Según cálculos doblaba en edad al soberano, el animal. Largos años le obligaban a caminar con parsimonía; tomaba reposadamente con la trompa, lo que le ofrecieran los turistas en la palma de la mano. No obstante, para evitar algún desagradable percance, antes del disparo fatal le fueron atadas las patas traseras con una gruesa cadena de acero.
Tampoco olvidó Barrantes la exacta fecha que cayó en suspensión de pagos. Fue el mismo día que la alcaldesa de la ciudad y su hijo ocuparon protagonismo en los titulares. Colocaban la carreta adelante de los bueyes: instalaban primero sus negocios y a posteriori gestionaban los permisos legales. La razón era de fondo. La máxima jefatura comunal es la encargada, por ley, de ordenar el cierre de comercios en condición de ilegalidad e imponer la multa correspondiente.
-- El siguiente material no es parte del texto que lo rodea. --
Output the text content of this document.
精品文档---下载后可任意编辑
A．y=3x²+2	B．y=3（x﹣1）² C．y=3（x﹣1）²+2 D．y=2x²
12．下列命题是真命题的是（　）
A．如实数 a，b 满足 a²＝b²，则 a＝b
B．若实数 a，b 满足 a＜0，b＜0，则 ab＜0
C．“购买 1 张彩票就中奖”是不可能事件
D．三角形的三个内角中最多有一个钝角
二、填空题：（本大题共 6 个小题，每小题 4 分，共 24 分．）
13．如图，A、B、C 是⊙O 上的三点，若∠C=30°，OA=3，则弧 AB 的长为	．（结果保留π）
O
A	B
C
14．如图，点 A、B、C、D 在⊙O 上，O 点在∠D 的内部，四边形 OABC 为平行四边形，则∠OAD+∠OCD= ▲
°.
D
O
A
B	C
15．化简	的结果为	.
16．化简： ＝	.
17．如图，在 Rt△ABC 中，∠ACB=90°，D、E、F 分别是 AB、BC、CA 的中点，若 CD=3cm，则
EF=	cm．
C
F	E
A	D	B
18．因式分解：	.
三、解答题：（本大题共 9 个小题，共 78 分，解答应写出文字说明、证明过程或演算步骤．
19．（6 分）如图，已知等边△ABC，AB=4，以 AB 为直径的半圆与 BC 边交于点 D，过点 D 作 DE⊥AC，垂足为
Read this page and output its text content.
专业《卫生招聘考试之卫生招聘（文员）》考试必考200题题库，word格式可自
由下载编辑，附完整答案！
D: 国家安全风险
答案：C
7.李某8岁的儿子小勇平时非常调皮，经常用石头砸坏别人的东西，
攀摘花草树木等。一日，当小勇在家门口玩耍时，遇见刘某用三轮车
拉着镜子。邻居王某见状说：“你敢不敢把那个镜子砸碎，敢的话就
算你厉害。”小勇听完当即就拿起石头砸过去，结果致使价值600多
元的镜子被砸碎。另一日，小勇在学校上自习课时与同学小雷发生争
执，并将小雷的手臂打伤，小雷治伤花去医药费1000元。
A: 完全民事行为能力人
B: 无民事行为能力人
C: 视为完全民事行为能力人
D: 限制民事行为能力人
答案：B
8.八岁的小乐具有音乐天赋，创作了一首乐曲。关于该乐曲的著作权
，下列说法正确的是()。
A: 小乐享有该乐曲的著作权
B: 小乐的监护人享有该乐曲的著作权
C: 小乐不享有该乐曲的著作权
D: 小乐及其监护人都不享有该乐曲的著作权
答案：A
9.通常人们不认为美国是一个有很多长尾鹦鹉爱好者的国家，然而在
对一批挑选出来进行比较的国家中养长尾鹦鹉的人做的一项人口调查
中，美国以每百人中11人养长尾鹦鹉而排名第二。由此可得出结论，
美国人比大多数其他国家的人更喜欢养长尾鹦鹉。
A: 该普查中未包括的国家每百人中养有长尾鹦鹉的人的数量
Lourdes Bedoya refiere que respetaba el aislamiento que buscaba su marido en situaciones apuradas, porque era en una suerte de meditación que él encontraba siempre, la mejor de las alternativas.
Nunca imaginó que la soledad que buscó esta vez, inmediatamente despúes del riguroso embargo que les dejó en la calle, le llevara a cometer suicidio.
Tampoco se le cruzó jamás por la cabeza, la existencia de dos leyes que resultaron para ella, atroces. La que le niega la posibilidad de cobrar pensión de viudedad y orfandad, debido a las circunstancias de la muerte de su marido. Y la ley que permite a Hacienda Pública, comenzar a cobrar inmediatamente al pequeño Rodrigo Barrantes (cinco años de edad), la parte de la deuda que no alcanzó a cubrir el valor total de los bienes incautados a su padre: diecisiete mil euros.
La información fue captada por el matutino que prefiere leer el rey, cada día, mientras toma el desayuno.